Car, qu’elle ait raison ou non sur le fond, c’est sur la forme que cela pose problème. Dans une démocratie saine, une ministre n’a pas à s’en prendre à la ligne éditoriale de la radio-télévision publique. Ce sont les journalistes qui sont les seuls garants des choix de sujets, des intervenants, des angles d’attaque…
Et quand bien même Jacqueline Galant aurait un problème – personnel ou non – avec un reportage ou une émission, ce n’est pas sur le réseau social d’Elon Musk qu’elle doit s’en prendre à la RTBF… Elle aurait pu saisir les instances de régulation qui existent pour éviter toute dérive du milieu : le CSA (Conseil supérieur de l’audiovisuel) et le CDJ (Conseil de déontologie journalistique).
Selon la FEJ, légalement, la sortie de Galant va même à l’encontre de la Convention européenne des Droits de l’homme, dont l’article 10 garantit la liberté de la presse.
Tout cela semble embarrasser la ministre-présidente de la Fédération Wallonie-Bruxelles, Elisabeth Degryse (Les Engagés), obligée de rapidement clarifier sa position après une interpellation de l’opposition en commission du Parlement : «Je peux vous certifier que pour mon gouvernement, la liberté de la presse est essentielle», a-t-elle déclaré mardi.
Comment expliquer qu’une politicienne chevronnée comme Jacqueline Galant (50 ans) commette une telle bourde d’entrée de jeu ? Naïveté ? Empressement ? Revanche personnelle ? Ou bien coup politique en pleine campagne électorale ? À l’heure d’écrire ces lignes, on attend avec impatience sa première réaction ce mercredi après-midi en séance plénière du Parlement.

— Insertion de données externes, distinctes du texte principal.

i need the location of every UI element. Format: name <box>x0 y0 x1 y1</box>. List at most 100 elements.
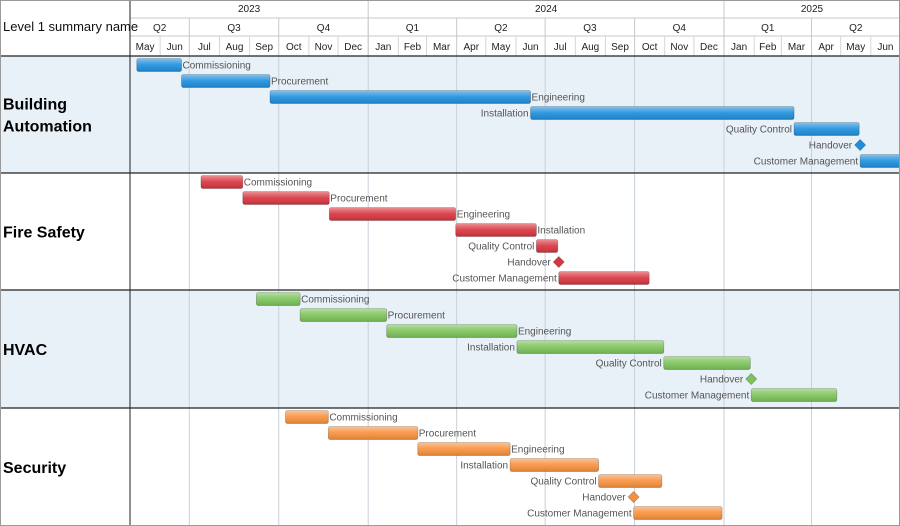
month-label: Apr <box>463 42 479 53</box>
group-label: Fire Safety <box>3 225 85 242</box>
task-bar-shine <box>663 356 751 370</box>
group-band <box>0 408 900 526</box>
task-bar-shine <box>417 442 511 456</box>
task-bar-shine <box>328 426 418 440</box>
task-label: Installation <box>467 343 515 354</box>
month-label: May <box>846 42 865 53</box>
month-label: Dec <box>700 42 718 53</box>
timeline-header: Level 1 summary name 2023 2024 2025 Q2 Q3 Q4 Q… <box>3 0 900 56</box>
task-label: Commissioning <box>183 61 251 72</box>
task-bar-shine <box>633 506 723 520</box>
task-label: Installation <box>537 226 585 237</box>
month-label: Feb <box>759 42 777 53</box>
group-band <box>0 290 900 408</box>
month-label: Aug <box>226 42 244 53</box>
month-label: Mar <box>433 42 451 53</box>
month-label: Apr <box>818 42 834 53</box>
group-label: Building Automation <box>3 97 92 136</box>
task-bar-shine <box>329 207 456 221</box>
task-label: Procurement <box>271 77 328 88</box>
month-label: Aug <box>581 42 599 53</box>
month-label: Jan <box>375 42 391 53</box>
task-bar-shine <box>136 58 182 72</box>
quarter-label: Q2 <box>849 23 863 34</box>
task-bar-shine <box>516 340 664 354</box>
task-bar-shine <box>455 223 537 237</box>
month-label: Nov <box>670 42 688 53</box>
task-label: Engineering <box>532 93 585 104</box>
task-label: Engineering <box>511 445 564 456</box>
task-bar-shine <box>270 90 531 104</box>
task-label: Engineering <box>518 327 571 338</box>
month-label: Jun <box>167 42 183 53</box>
task-label: Handover <box>700 375 744 386</box>
task-label: Engineering <box>457 210 510 221</box>
quarter-label: Q2 <box>494 23 508 34</box>
quarter-label: Q1 <box>761 23 775 34</box>
task-label: Customer Management <box>527 509 632 520</box>
task-label: Commissioning <box>329 413 397 424</box>
task-label: Procurement <box>388 311 445 322</box>
group-label: Security <box>3 460 66 477</box>
month-label: Oct <box>642 42 658 53</box>
milestone-marker <box>854 138 867 152</box>
task-bar-shine <box>285 410 329 424</box>
task-label: Installation <box>481 109 529 120</box>
milestone-marker <box>552 255 565 269</box>
quarter-label: Q3 <box>227 23 241 34</box>
month-label: May <box>136 42 155 53</box>
month-label: Nov <box>315 42 333 53</box>
milestone-marker <box>745 372 758 386</box>
task-bar-shine <box>256 292 301 306</box>
task-label: Quality Control <box>530 477 596 488</box>
group-labels: Building Automation Fire Safety HVAC Securit… <box>3 97 92 478</box>
task-bar-shine <box>386 324 517 338</box>
group-band <box>0 173 900 290</box>
group-label: HVAC <box>3 342 48 359</box>
gridlines <box>188 56 813 526</box>
month-label: May <box>491 42 510 53</box>
task-bar-shine <box>536 239 558 253</box>
task-label: Procurement <box>419 429 476 440</box>
month-label: Sep <box>611 42 629 53</box>
task-bar-shine <box>751 388 837 402</box>
quarter-label: Q2 <box>153 23 167 34</box>
task-label: Customer Management <box>754 157 859 168</box>
group-label-line: Building <box>3 97 67 114</box>
task-bar-shine <box>510 458 599 472</box>
month-label: Jul <box>198 42 211 53</box>
month-label: Sep <box>255 42 273 53</box>
task-bar-shine <box>860 154 900 168</box>
task-bar-shine <box>530 106 795 120</box>
month-label: Jun <box>522 42 538 53</box>
year-label: 2023 <box>238 4 261 15</box>
quarter-label: Q4 <box>673 23 687 34</box>
month-label: Oct <box>286 42 302 53</box>
month-label: Jan <box>731 42 747 53</box>
month-label: Jul <box>554 42 567 53</box>
quarter-label: Q1 <box>406 23 420 34</box>
header-background <box>0 0 900 56</box>
task-bar-shine <box>300 308 387 322</box>
task-bar-shine <box>242 191 330 205</box>
task-label: Handover <box>809 141 853 152</box>
task-label: Customer Management <box>645 391 750 402</box>
month-label: Mar <box>788 42 806 53</box>
task-label: Quality Control <box>726 125 792 136</box>
task-label: Handover <box>582 493 626 504</box>
task-bar-shine <box>200 175 243 189</box>
month-label: Dec <box>344 42 362 53</box>
month-label: Feb <box>404 42 422 53</box>
task-bar-shine <box>598 474 662 488</box>
task-label: Quality Control <box>468 242 534 253</box>
quarter-label: Q4 <box>317 23 331 34</box>
task-label: Installation <box>460 461 508 472</box>
task-label: Commissioning <box>301 295 369 306</box>
year-label: 2024 <box>535 4 558 15</box>
task-label: Procurement <box>330 194 387 205</box>
summary-column-title: Level 1 summary name <box>3 19 138 34</box>
task-bar-shine <box>794 122 860 136</box>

Mais selon le secrétaire général de la FEJ, le Liégeois Ricardo Gutiérrez, cet incident s’inscrit dans un contexte européen plus large. «Il y a de plus en plus de ministres des Médias qui se permettent ce genre d’interférence, surtout à l’encontre des médias publics. Les régimes illibéraux pratiquent cela quotidiennement», même s’ils n’en ont «pas l’exclusivité». Des alertes ont déjà été lancées à l’encontre de représentants gouvernementaux ou de l’opposition, tant de gauche que de droite, rappelle-t-il.
Plus que jamais, la vigilance est donc de mise.